The story begins with two lovers, Fan and Reg in the working-class town of B-Mor (né Baltimore), which had been resettled and repurposed in the imagined past by Chinese immigrants following an ecological disaster in the homeland. When Reg mysteriously disappears, Fan chooses to step outside the walls of her society into the wilds of the open colonies on a quest to find him. The book follows her meandering path, which ultimately leads her into the elite Charter world experience.
But I don’t want to dissect the dystopian elements of the novel, which are elegantly described in this Newsweek article by Alexander Nazaryn about similarly themed recently published books. I also don’t want to talk about the societal themes of poor ecological stewardship, the ills of rampant consumerism, the feed-forward cascade of overly invasive medicine, or the alienation of the Chinese-American experience. These are all present, but to focus on them is to place On Such a Full Sea into a much smaller box than it deserves. The full message contained within Fan’s journey is not only the stark wintery warnings of the dystopian genre, but the spring-like hope of how to find a better path.

Lee chooses to tell of Fan’s quest in the first-person plural voice from one citizen of B-Mor to another. The reader is immediately drawn up into an intimate conversation with the narrator and we imagine the story being told to us over drinks, or perhaps during a long walk. We find ourselves co-opting the B-Mor perspectives and nodding slowly in agreement with the chronicler’s assertions of how Fan’s heroism has irrevocably altered B-Mor society. And, eventually, we realize the import of Fan’s final statement to B-Mor, “Where you are.”
Lee’s world is driven by obdurate plans that are followed with adamantine rigidity towards a shimmering but indefinable goal of “perfection.” By contrast, Fan’s quest is simple—to find and be with Reg—but her path is the antipode of certainty. Her faith is in the flow of her convictions, that they will carry her to where she needs to be and that kicking against the present is counterproductive. Fan shows us that the only way to the future is to fully and truly be in the present, “Where you are.”
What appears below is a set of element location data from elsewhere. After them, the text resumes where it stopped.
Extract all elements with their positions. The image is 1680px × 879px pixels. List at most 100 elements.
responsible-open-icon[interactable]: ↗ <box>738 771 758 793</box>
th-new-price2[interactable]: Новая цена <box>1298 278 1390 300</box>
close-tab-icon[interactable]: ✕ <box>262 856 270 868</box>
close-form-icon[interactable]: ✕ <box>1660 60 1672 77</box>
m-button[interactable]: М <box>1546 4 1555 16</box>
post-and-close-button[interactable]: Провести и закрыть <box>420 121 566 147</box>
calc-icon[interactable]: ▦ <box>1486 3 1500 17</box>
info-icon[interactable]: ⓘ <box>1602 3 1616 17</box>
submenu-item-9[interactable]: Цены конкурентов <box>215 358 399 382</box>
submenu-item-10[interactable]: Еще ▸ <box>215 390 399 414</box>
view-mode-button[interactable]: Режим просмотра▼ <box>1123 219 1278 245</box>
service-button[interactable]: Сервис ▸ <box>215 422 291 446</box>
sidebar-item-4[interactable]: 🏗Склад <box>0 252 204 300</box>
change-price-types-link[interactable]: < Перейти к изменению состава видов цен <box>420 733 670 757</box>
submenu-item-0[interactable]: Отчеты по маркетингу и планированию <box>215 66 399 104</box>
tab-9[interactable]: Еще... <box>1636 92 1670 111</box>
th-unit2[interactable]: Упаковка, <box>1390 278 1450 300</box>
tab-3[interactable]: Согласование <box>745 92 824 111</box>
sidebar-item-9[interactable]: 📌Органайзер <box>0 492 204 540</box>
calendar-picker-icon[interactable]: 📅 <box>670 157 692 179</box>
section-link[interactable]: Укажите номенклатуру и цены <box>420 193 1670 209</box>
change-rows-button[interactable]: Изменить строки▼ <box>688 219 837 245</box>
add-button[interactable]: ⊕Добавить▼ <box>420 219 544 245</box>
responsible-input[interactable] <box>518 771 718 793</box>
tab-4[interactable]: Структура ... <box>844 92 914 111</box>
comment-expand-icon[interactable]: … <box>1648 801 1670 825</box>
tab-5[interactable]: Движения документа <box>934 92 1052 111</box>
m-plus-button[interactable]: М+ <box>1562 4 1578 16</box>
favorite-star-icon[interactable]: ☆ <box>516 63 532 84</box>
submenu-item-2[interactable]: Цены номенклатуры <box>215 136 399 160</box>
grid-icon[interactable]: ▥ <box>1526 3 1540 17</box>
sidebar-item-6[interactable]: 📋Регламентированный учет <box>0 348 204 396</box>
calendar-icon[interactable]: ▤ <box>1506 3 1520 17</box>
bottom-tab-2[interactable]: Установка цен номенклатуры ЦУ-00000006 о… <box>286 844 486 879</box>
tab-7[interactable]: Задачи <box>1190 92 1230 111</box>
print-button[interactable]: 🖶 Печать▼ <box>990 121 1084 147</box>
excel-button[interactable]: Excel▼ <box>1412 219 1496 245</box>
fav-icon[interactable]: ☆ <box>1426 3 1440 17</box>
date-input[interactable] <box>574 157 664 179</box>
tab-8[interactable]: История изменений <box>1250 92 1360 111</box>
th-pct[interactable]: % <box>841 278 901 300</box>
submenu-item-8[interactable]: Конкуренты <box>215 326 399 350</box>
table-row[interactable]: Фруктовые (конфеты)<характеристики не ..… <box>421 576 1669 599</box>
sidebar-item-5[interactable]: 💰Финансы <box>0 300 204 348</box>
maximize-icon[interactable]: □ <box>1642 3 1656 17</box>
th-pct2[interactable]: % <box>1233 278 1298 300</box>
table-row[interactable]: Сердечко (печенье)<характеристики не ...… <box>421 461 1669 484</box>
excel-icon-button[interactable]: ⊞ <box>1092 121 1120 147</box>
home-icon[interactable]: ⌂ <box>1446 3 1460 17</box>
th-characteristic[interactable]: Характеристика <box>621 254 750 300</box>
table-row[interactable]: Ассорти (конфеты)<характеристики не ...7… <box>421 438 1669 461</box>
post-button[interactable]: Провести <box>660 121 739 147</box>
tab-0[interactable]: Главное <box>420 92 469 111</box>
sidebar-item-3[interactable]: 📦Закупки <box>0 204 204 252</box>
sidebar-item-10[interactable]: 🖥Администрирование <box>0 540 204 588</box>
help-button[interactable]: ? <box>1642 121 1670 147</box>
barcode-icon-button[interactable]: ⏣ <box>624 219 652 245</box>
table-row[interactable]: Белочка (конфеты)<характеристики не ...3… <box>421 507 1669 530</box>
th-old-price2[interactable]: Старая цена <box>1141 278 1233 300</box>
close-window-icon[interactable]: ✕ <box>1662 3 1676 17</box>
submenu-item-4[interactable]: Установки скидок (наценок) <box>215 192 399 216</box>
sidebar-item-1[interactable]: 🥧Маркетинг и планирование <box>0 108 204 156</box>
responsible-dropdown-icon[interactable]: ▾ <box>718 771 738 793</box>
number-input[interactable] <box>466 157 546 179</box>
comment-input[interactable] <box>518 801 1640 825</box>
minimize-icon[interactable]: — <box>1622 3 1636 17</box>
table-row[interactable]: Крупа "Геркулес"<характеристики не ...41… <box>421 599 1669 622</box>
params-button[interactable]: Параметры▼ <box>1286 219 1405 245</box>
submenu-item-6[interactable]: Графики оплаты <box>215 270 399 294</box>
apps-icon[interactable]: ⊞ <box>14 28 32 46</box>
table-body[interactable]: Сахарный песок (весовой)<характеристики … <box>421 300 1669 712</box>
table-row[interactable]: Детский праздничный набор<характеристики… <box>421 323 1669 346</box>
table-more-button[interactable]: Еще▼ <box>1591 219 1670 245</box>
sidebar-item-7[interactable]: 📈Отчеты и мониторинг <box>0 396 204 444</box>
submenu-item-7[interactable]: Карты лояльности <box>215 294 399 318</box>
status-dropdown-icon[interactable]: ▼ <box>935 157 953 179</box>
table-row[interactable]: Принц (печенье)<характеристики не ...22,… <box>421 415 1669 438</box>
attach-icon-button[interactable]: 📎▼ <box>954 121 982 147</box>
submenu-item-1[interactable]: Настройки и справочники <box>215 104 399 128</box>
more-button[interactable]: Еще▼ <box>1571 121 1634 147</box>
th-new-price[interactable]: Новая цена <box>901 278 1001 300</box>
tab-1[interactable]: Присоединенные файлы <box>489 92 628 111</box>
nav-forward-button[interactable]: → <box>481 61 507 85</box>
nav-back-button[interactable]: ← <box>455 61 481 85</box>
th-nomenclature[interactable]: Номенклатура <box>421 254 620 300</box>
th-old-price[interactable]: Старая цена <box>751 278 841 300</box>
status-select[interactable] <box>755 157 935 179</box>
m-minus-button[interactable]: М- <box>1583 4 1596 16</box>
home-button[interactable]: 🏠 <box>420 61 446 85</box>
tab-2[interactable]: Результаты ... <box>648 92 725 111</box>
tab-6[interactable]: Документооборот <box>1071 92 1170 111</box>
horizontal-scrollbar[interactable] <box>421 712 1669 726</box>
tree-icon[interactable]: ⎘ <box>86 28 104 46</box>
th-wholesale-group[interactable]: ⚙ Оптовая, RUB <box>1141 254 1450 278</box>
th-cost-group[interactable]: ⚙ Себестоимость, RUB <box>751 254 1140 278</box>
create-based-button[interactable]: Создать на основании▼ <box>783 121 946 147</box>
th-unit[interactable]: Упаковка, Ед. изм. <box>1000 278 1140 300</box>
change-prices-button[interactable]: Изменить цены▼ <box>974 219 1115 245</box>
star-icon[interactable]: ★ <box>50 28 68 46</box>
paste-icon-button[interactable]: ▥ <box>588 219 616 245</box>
Having learned from Fan’s journey, we are, at the end, urged by the narrator to let her go and find our own path:
“Don’t hurry Fan. Stay put for now. We’ll find a way. You need not come back for us.”
Until recently I still had a copy of ‘Native Speaker’ that Chang-Rae Lee had signed for me during a reading at Claremont McKenna College. We talked about a bookstore in Seoul called Kyobo Books, at that time the only store that carried English-language books.